Eliminating the seven wastes is something that can be done through the implementation of Lean and the various lean tools, however the focus of your implementation should not be to identify and remove waste. Instead you should use the principles of lean manufacturing to identify value according to the customer and make those value adding processes flow through your organization at the pull of the customer. This approach helps you to make your value adding processes more efficient and causes the waste to literally “dissolve.”

Approaching lean from a perspective of removing the 7 wastes rather than making value flow however usually ends up with us making non-value adding processes more efficient and we get better and better at doing things that the customer does not want. To eliminate the 7 wastes of lean we have to focus on the lean principles and value as perceived by our customers.

 

7 comments for “The Seven Wastes | 7 Mudas

  1. Kim Danberry
    January 8, 2015 at 3:05 pm

    Another helpful acronym (8 wastes) = DOWNTIME. Defects, Over-production, Waiting, Non-utilized talent, Transportation, Inventory, Motion, Extra processing.

  2. loganathan
    February 7, 2016 at 8:22 am

    may be the short name represents “DOT WIMP)

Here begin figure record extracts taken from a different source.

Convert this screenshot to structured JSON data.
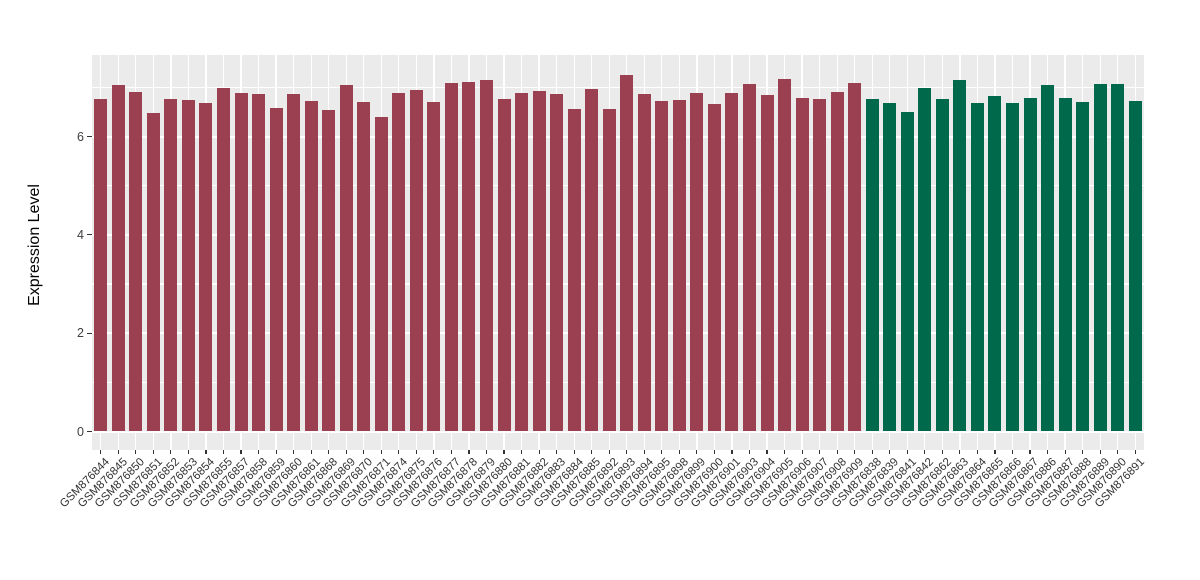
{
  "chart_data": {
    "type": "bar",
    "title": "",
    "xlabel": "",
    "ylabel": "Expression Level",
    "yticks": [
      0,
      2,
      4,
      6
    ],
    "ylim": [
      -0.4,
      7.66
    ],
    "grid": "white major gridlines at 0/2/4/6, minor at 1/3/5/7, vertical line at each bar center",
    "legend_position": "none",
    "panel_background": "#EBEBEB",
    "palette": {
      "group1": "#9B4050",
      "group2": "#00694C"
    },
    "bars": [
      {
        "label": "GSM876844",
        "value": 6.77,
        "group": "group1"
      },
      {
        "label": "GSM876845",
        "value": 7.06,
        "group": "group1"
      },
      {
        "label": "GSM876850",
        "value": 6.91,
        "group": "group1"
      },
      {
        "label": "GSM876851",
        "value": 6.49,
        "group": "group1"
      },
      {
        "label": "GSM876852",
        "value": 6.77,
        "group": "group1"
      },
      {
        "label": "GSM876853",
        "value": 6.74,
        "group": "group1"
      },
      {
        "label": "GSM876854",
        "value": 6.68,
        "group": "group1"
      },
      {
        "label": "GSM876855",
        "value": 6.98,
        "group": "group1"
      },
      {
        "label": "GSM876857",
        "value": 6.88,
        "group": "group1"
      },
      {
        "label": "GSM876858",
        "value": 6.86,
        "group": "group1"
      },
      {
        "label": "GSM876859",
        "value": 6.58,
        "group": "group1"
      },
      {
        "label": "GSM876860",
        "value": 6.87,
        "group": "group1"
      },
      {
        "label": "GSM876861",
        "value": 6.73,
        "group": "group1"
      },
      {
        "label": "GSM876868",
        "value": 6.54,
        "group": "group1"
      },
      {
        "label": "GSM876869",
        "value": 7.06,
        "group": "group1"
      },
      {
        "label": "GSM876870",
        "value": 6.7,
        "group": "group1"
      },
      {
        "label": "GSM876871",
        "value": 6.39,
        "group": "group1"
      },
      {
        "label": "GSM876874",
        "value": 6.88,
        "group": "group1"
      },
      {
        "label": "GSM876875",
        "value": 6.94,
        "group": "group1"
      },
      {
        "label": "GSM876876",
        "value": 6.71,
        "group": "group1"
      },
      {
        "label": "GSM876877",
        "value": 7.09,
        "group": "group1"
      },
      {
        "label": "GSM876878",
        "value": 7.12,
        "group": "group1"
      },
      {
        "label": "GSM876879",
        "value": 7.16,
        "group": "group1"
      },
      {
        "label": "GSM876880",
        "value": 6.76,
        "group": "group1"
      },
      {
        "label": "GSM876881",
        "value": 6.88,
        "group": "group1"
      },
      {
        "label": "GSM876882",
        "value": 6.93,
        "group": "group1"
      },
      {
        "label": "GSM876883",
        "value": 6.86,
        "group": "group1"
      },
      {
        "label": "GSM876884",
        "value": 6.57,
        "group": "group1"
      },
      {
        "label": "GSM876885",
        "value": 6.96,
        "group": "group1"
      },
      {
        "label": "GSM876892",
        "value": 6.56,
        "group": "group1"
      },
      {
        "label": "GSM876893",
        "value": 7.26,
        "group": "group1"
      },
      {
        "label": "GSM876894",
        "value": 6.86,
        "group": "group1"
      },
      {
        "label": "GSM876895",
        "value": 6.72,
        "group": "group1"
      },
      {
        "label": "GSM876898",
        "value": 6.74,
        "group": "group1"
      },
      {
        "label": "GSM876899",
        "value": 6.88,
        "group": "group1"
      },
      {
        "label": "GSM876900",
        "value": 6.66,
        "group": "group1"
      },
      {
        "label": "GSM876901",
        "value": 6.89,
        "group": "group1"
      },
      {
        "label": "GSM876903",
        "value": 7.08,
        "group": "group1"
      },
      {
        "label": "GSM876904",
        "value": 6.84,
        "group": "group1"
      },
      {
        "label": "GSM876905",
        "value": 7.18,
        "group": "group1"
      },
      {
        "label": "GSM876906",
        "value": 6.79,
        "group": "group1"
      },
      {
        "label": "GSM876907",
        "value": 6.77,
        "group": "group1"
      },
      {
        "label": "GSM876908",
        "value": 6.91,
        "group": "group1"
      },
      {
        "label": "GSM876909",
        "value": 7.1,
        "group": "group1"
      },
      {
        "label": "GSM876838",
        "value": 6.77,
        "group": "group2"
      },
      {
        "label": "GSM876839",
        "value": 6.68,
        "group": "group2"
      },
      {
        "label": "GSM876841",
        "value": 6.51,
        "group": "group2"
      },
      {
        "label": "GSM876842",
        "value": 6.98,
        "group": "group2"
      },
      {
        "label": "GSM876862",
        "value": 6.76,
        "group": "group2"
      },
      {
        "label": "GSM876863",
        "value": 7.16,
        "group": "group2"
      },
      {
        "label": "GSM876864",
        "value": 6.69,
        "group": "group2"
      },
      {
        "label": "GSM876865",
        "value": 6.82,
        "group": "group2"
      },
      {
        "label": "GSM876866",
        "value": 6.68,
        "group": "group2"
      },
      {
        "label": "GSM876867",
        "value": 6.79,
        "group": "group2"
      },
      {
        "label": "GSM876886",
        "value": 7.06,
        "group": "group2"
      },
      {
        "label": "GSM876887",
        "value": 6.78,
        "group": "group2"
      },
      {
        "label": "GSM876888",
        "value": 6.71,
        "group": "group2"
      },
      {
        "label": "GSM876889",
        "value": 7.08,
        "group": "group2"
      },
      {
        "label": "GSM876890",
        "value": 7.08,
        "group": "group2"
      },
      {
        "label": "GSM876891",
        "value": 6.72,
        "group": "group2"
      }
    ]
  },
  "colors": {
    "background": "#FFFFFF",
    "panel": "#EBEBEB",
    "gridline": "#FFFFFF",
    "tick_mark": "#333333",
    "axis_text": "#404040",
    "axis_title": "#000000",
    "bar_red": "#9B4050",
    "bar_green": "#00694C"
  }
}
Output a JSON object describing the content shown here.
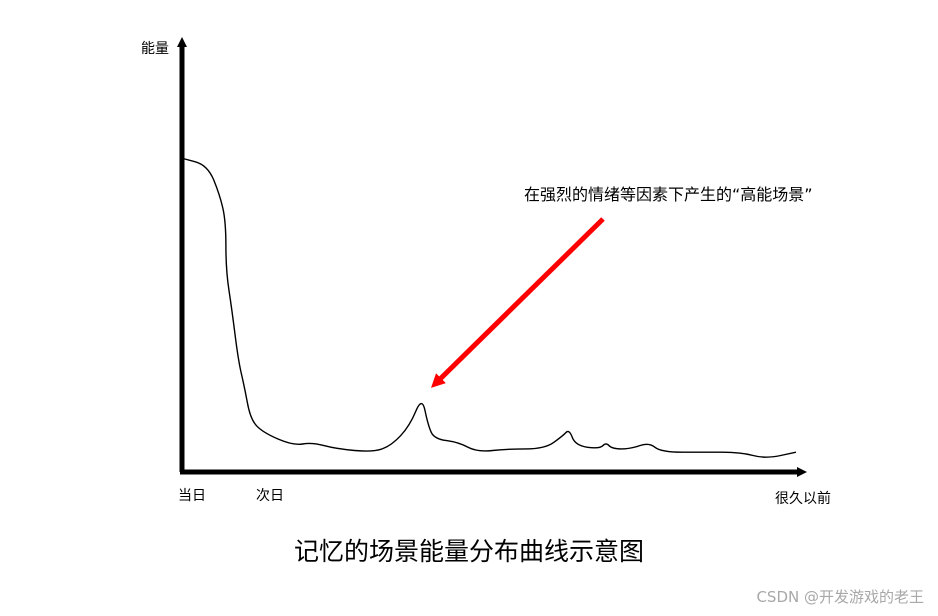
{
  "chart_data": {
    "type": "line",
    "title": "记忆的场景能量分布曲线示意图",
    "ylabel": "能量",
    "xlabel": "很久以前",
    "x_ticks": [
      "当日",
      "次日"
    ],
    "axis_numbers_shown": false,
    "grid": false,
    "legend": "none",
    "series": [
      {
        "color": "#000000",
        "points": [
          [
            0,
            0.95
          ],
          [
            0.04,
            0.93
          ],
          [
            0.06,
            0.84
          ],
          [
            0.07,
            0.76
          ],
          [
            0.07,
            0.61
          ],
          [
            0.08,
            0.49
          ],
          [
            0.09,
            0.34
          ],
          [
            0.1,
            0.26
          ],
          [
            0.11,
            0.16
          ],
          [
            0.13,
            0.12
          ],
          [
            0.18,
            0.08
          ],
          [
            0.21,
            0.09
          ],
          [
            0.25,
            0.07
          ],
          [
            0.31,
            0.06
          ],
          [
            0.34,
            0.08
          ],
          [
            0.37,
            0.14
          ],
          [
            0.39,
            0.23
          ],
          [
            0.4,
            0.14
          ],
          [
            0.41,
            0.1
          ],
          [
            0.45,
            0.09
          ],
          [
            0.48,
            0.06
          ],
          [
            0.53,
            0.07
          ],
          [
            0.59,
            0.07
          ],
          [
            0.62,
            0.11
          ],
          [
            0.63,
            0.13
          ],
          [
            0.64,
            0.08
          ],
          [
            0.68,
            0.07
          ],
          [
            0.69,
            0.09
          ],
          [
            0.7,
            0.07
          ],
          [
            0.73,
            0.07
          ],
          [
            0.76,
            0.09
          ],
          [
            0.78,
            0.06
          ],
          [
            0.85,
            0.06
          ],
          [
            0.91,
            0.06
          ],
          [
            0.95,
            0.04
          ],
          [
            1.0,
            0.06
          ]
        ]
      }
    ],
    "annotation": {
      "text": "在强烈的情绪等因素下产生的“高能场景”",
      "arrow_color": "#ff0000",
      "target_x": 0.39
    }
  },
  "watermark": "CSDN @开发游戏的老王"
}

  3. February 8, 2016 at 10:22 am

    Another appropriate trait to the subject topic would be “DEALING WITH INEFFICIENT SYSTEM“because the efficiency has direct relevance to the `RESULT=OUTPUT` of the task !!

  4. Sue
    November 3, 2016 at 2:17 pm

    Hi I wanted to reference the mnemonic TIM WOOD but could only find your account of who said it first.

    I Googled Standard-Cooper and only got Cooper Standard.
    Similarly in automotive industry but a U.S. business who changed to that name in 70’s I think
    So I checked them out thinking perhaps Mr Standard died and Mr Cooper decided to put his name first.
    I also thought of British cars Standards and Coopers but got nowhere.

    Are you able to resolve the mystery?
    Kind Regards,
    Sue,
    UK Procurement & Supply Education

    • leanman
      November 7, 2016 at 4:11 am

      Hi Sue,
      Company was previously known as Standard Products and is a US based company, they later merged with Cooper Rubber. It had several plants in the UK and the acronym TIMWOOD was first coined in the Plymouth plant. Hope that provides you with the info that you need.
      You will also find this origin stated in the “Lean Toolbox” by John Bicheno.

  5. Will R
    September 19, 2017 at 5:07 pm

    You are a little behind on Waste. There are now 9 identifiable Waste. Number 8 is human potential, companies not using the input of all employees’ experiences, exposure, skills, and so on. Number 9 is now confirm and was recently introduced because of its pervasiveness in our society, across all businesses, and manufacturing and that is the efficient, affective, and effective use of computer applications and computing power. Employers using spreadsheet apps as file storage or word processors or databases as data file storage tables without. Many use calculators with spreadsheets to type figures and so on. It is the Waste of the 21st century.

  6. MILAN AMADI @gmail.com
    July 27, 2018 at 2:11 am

    I’m very much interested in learning the Lean Manufacturing Tools and apply to my process to enhance improvement. I work as Quality Analyst in call centre for American Process.